June 10, 2010 (Day 23)
It's five o'clock in the morning. Time to wake up. We're leaving in 30 minutes.
Yes, morning has finally arrived!
We boarded the jeep and made our way to witness the sunrise amongst the geysers and hot springs.
It was time for breakfast and the other jeep wasn't behind us. Perhaps, they stayed back at the geysers a bit longer. Maybe the Australian girls were still in bed at the lodge. Maybe the jeep got stuck. These were all theories that passed through our minds as we waited for our English-speaking tour guide and cook to arrive with the other jeep. Our Spanish-speaking driver did not have a radio to communicate with the other jeep, and was just as clueless as the rest of us. We had to be at the Chilean border by 9:45am to catch our bus. Time was quickly ticking away. Around 8am, our cook arrived and informed us that the other jeep broke down by the geysers. She hitched a ride to the cabin to prepare our breakfast while our guide and that jeep's tour group stayed behind to attempt to fix the jeep.
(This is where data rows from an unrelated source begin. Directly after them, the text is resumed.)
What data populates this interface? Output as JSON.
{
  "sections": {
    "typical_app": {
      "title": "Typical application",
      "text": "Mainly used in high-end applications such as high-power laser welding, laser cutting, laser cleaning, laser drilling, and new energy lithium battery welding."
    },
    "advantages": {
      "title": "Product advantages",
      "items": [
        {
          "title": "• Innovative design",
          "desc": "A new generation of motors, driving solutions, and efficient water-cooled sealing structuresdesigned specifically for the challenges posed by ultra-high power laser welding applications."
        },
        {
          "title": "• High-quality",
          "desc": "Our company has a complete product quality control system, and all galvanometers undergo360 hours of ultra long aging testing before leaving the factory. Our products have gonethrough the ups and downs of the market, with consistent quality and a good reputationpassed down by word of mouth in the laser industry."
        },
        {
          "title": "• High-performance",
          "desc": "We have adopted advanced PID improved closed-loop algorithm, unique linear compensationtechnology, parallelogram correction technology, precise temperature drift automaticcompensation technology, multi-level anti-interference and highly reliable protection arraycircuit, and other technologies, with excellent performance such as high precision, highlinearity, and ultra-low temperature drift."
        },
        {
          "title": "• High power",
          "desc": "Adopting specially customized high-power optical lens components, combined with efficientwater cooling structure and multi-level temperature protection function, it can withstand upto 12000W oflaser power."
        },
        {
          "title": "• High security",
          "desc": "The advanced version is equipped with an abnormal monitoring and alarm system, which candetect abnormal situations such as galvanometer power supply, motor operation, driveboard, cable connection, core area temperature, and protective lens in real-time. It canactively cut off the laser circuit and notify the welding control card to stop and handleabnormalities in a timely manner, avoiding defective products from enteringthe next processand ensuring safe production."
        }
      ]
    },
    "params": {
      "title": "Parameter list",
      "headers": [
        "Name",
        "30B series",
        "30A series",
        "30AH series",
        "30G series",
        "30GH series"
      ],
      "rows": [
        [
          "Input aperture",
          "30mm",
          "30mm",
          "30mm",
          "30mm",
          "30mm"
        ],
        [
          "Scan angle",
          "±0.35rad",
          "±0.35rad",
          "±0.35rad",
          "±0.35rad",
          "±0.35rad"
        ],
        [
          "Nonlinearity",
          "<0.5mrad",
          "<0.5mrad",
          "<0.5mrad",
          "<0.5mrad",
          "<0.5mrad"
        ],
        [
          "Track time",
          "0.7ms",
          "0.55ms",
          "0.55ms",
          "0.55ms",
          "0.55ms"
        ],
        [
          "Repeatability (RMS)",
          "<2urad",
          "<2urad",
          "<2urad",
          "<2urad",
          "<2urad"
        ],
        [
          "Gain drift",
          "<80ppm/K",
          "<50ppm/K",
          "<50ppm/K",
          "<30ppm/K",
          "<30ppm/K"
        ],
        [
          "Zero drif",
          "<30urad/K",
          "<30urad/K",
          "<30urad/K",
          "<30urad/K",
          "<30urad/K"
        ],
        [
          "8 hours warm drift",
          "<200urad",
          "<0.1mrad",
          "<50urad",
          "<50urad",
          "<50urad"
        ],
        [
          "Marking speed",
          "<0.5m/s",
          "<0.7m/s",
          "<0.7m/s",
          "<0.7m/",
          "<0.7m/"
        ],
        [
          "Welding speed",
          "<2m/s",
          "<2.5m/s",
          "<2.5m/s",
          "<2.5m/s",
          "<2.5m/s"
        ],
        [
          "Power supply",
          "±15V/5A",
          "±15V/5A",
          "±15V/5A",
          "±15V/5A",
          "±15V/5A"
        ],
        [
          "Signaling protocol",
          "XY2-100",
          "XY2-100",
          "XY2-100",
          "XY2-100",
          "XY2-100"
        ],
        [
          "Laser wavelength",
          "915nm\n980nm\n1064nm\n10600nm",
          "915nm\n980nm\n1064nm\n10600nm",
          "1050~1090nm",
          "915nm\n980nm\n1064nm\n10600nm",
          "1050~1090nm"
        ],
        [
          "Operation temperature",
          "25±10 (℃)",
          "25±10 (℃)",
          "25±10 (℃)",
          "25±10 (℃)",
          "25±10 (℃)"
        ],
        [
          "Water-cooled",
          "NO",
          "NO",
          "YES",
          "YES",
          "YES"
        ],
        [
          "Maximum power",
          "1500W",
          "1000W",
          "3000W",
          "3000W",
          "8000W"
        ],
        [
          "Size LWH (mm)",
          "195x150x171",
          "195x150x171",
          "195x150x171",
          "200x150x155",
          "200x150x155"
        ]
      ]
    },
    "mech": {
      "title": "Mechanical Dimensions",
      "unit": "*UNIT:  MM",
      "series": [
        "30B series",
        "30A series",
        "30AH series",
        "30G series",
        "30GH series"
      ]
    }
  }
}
Luckily, we weren't in that jeep. We rushed through breakfast and continued on our journey towards the border. Our driver was flooring it. Even though the jeep's speedometer did not work, it was evident that were driving much faster than the posted speed limit. I still don't know why they have speed limit signs there but perhaps it just meant that we were slowly approaching civilization again.
We arrived at Laguna Verde, where the water is a hint of green in colour. Once again, definitely not as vibrant as in all the photographs, but beautiful nonetheless.
We then headed off to our final destination, the Bolivian-Chilean border, where we waited by a little building until our shuttle bus arrived.
Now for a quick review of Andes Salt Expeditions Tour Operator:
On the plus side, we arrived at our final destination safely and on time without any incidents. That being said, I found that our tour wasn't very time efficient, and from what I could see (and what do I know), our entire tour could have easily been completed over a 2 day / 1 night period. By the time our tour started, it was already past noon on the first day. We could have easily started earlier and traveled further on our first day (or stayed longer at the two main stops to take even more funny pictures or further explore Fish Island, if the location of our lodges was the reason for our late start). The second day definitely ended too quickly as we were at our lodge by 3pm with nothing to see or do for the rest of the day. We could have easily continued onto the geysers and hot springs for a late afternoon dip before heading back to the lodge. I assume the location of the lodges was again the issue but since they were so basic, why not build new lodges in more convenient locations. But anyways, this is probably an issue common to all the operators. As for our English-speaking tour guide, he was in the other jeep so we really didn't benefit from any of his services outside the few comments he made at the stops. He also did not hang out with us at the lodges in the evenings. Luckily, we didn't pay too much extra for his services because we ended up relying mostly on the explanations our Australian friends received from their personal English-speaking Peruvian tour guide. As for our driver, he was a bit adventurous, taking the road less traveled in many instances, which was more than fine with me, yet he wasn't too friendly or considerate. He was never drunk and did get us to our destination safely so that should be recognized as we heard tourists talking about a drunk driver (from another tour operator) who apparently flipped a jeep the day before our trip began. You definitely don't want that to happen when you're in the middle of nowhere in a salt flat or desert. As for the jeeps, ours was ok, despite the band-aid on the passenger door ;) These jeeps take a lot of abuse under a variety of conditions so it is to be expected that they wouldn't be in the greatest condition but it should be noted that the other jeep had mechanical problems that disrupted the tour. All in all, Andes Salt Expeditions showed us the sites as promised so while they might not be the best organized tour operators, they managed to get the job done for us.
Now, back to the day's events. We crossed the border into Chile in what can only be described as one of those modern airport shuttle buses you see in North America,
and made our way down a paved downhill highway to San Pedro de Atacama, where we got our passports stamped and belongings thoroughly examined by hand. The officer checking my backpack noticed my first aid supplies, and asked me if I'm a doctor. I giggled under my breath and said no. Apparently, if you have a first aid kit in Chile, you're automatically considered to be a doctor!
Welcome to Chile! Home of the $5000 pitcher of beer!
The menu prices are, of course, priced in Chilean Pesos, but besides the extra zeros involved in the currency conversion, things were still considerably more expensive than in either Peru or Bolivia.
San Pedro de Atacama is a quiet little town, once again geared towards tourists, as it acts as the Chilean starting point for a lot of eco-tours and outdoor expeditions. Unfortunately, we didn't have more time to explore the local natural attractions as we were soon on our way on our next overnight bus trip to Arica, Chile.